Preparation of Polysaccharide-Based Composite Materials Using Ionic Liquids

This chapter reviews the preparation of polysaccharide-based composite materials using ionic liquids. A first topic deals with the fabrication of cellulose-polymeric ionic liquid composite materials by in situ polymerization method. Imidazolium-type ionic liquids having polymerizable groups have been used on the basis of concept on their properties that show a good affinity with cellulose, which suitably lead to well-compatibilization. Followings are the typical procedures for yielding the desired composites. Cellulose was first dissolved in ionic liquid solvents, followed by adding polymerizable ionic liquids or simply swollen with polymerizable ionic liquids. The systems were then heated in the presence of a radical initiator for the progress of in situ polymerization to give cellulose-polymeric ionic liquid composite materials. Compatibility or miscibility between cellulose and polymeric ionic liquids in the composites were evaluated by proper analytical measurements such as powder X-ray diffraction, thermal gravimetric analysis, and scanning electron microscopy. The mechanical properties were evaluated by tensile testing. As a second topic, the preparation of chitin nanofiber-synthetic polymer composite materials through the gelation of chitin with an ionic liquid was described.

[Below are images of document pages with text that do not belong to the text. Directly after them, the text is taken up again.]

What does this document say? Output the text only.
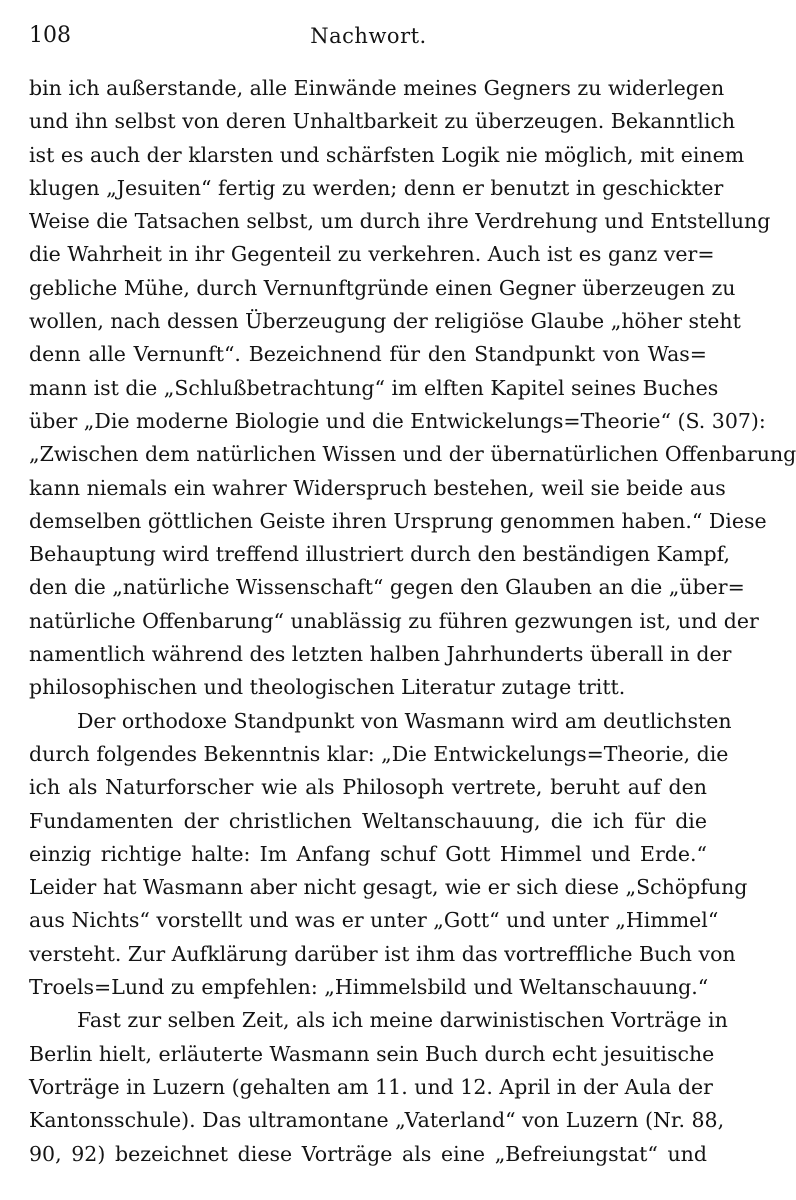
108	Nachwort.
bin ich außerstande, alle Einwände meines Gegners zu widerlegen
und ihn selbst von deren Unhaltbarkeit zu überzeugen. Bekanntlich
ist es auch der klarsten und schärfsten Logik nie möglich, mit einem
klugen „Jesuiten“ fertig zu werden; denn er benutzt in geschickter
Weise die Tatsachen selbst, um durch ihre Verdrehung und Entstellung
die Wahrheit in ihr Gegenteil zu verkehren. Auch ist es ganz ver=
gebliche Mühe, durch Vernunftgründe einen Gegner überzeugen zu
wollen, nach dessen Überzeugung der religiöse Glaube „höher steht
denn alle Vernunft“. Bezeichnend für den Standpunkt von Was=
mann ist die „Schlußbetrachtung“ im elften Kapitel seines Buches
über „Die moderne Biologie und die Entwickelungs=Theorie“ (S. 307):
„Zwischen dem natürlichen Wissen und der übernatürlichen Offenbarung
kann niemals ein wahrer Widerspruch bestehen, weil sie beide aus
demselben göttlichen Geiste ihren Ursprung genommen haben.“ Diese
Behauptung wird treffend illustriert durch den beständigen Kampf,
den die „natürliche Wissenschaft“ gegen den Glauben an die „über=
natürliche Offenbarung“ unablässig zu führen gezwungen ist, und der
namentlich während des letzten halben Jahrhunderts überall in der
philosophischen und theologischen Literatur zutage tritt.
Der orthodoxe Standpunkt von Wasmann wird am deutlichsten
durch folgendes Bekenntnis klar: „Die Entwickelungs=Theorie, die
ich als Naturforscher wie als Philosoph vertrete, beruht auf den
Fundamenten der christlichen Weltanschauung, die ich für die
einzig richtige halte: Im Anfang schuf Gott Himmel und Erde.“
Leider hat Wasmann aber nicht gesagt, wie er sich diese „Schöpfung
aus Nichts“ vorstellt und was er unter „Gott“ und unter „Himmel“
versteht. Zur Aufklärung darüber ist ihm das vortreffliche Buch von
Troels=Lund zu empfehlen: „Himmelsbild und Weltanschauung.“
Fast zur selben Zeit, als ich meine darwinistischen Vorträge in
Berlin hielt, erläuterte Wasmann sein Buch durch echt jesuitische
Vorträge in Luzern (gehalten am 11. und 12. April in der Aula der
Kantonsschule). Das ultramontane „Vaterland“ von Luzern (Nr. 88,
90, 92) bezeichnet diese Vorträge als eine „Befreiungstat“ und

The author found that an ionic liquid, 1-allyl-3-methylimidazolium bromide (AMIMBr), dissolved chitin in concentrations up to ~4.8 wt% and mixtures of the higher amounts of chitin with AMIMBr gave ion gels. The chitin nanofibers were formed in the dispersion, which was produced by regeneration technique from the ion gel using methanol, followed by sonication. Moreover, filtration of the chitin nanofiber dispersion was carried out to give a chitin nanofiber film. The chitin nanofiber-synthetic polymer composite films were prepared by co-regeneration method and surface-initiated graft polymerization approach. By the former method, chitin nanofiber-poly (vinyl alcohol) composite film was obtained and the latter approach gave chitin nanofiber-poly(l-lactide-co-ɛ-caprolactone) composite film. The resulting composites can be expected as new bio-based functional materials to be used in different practical applications.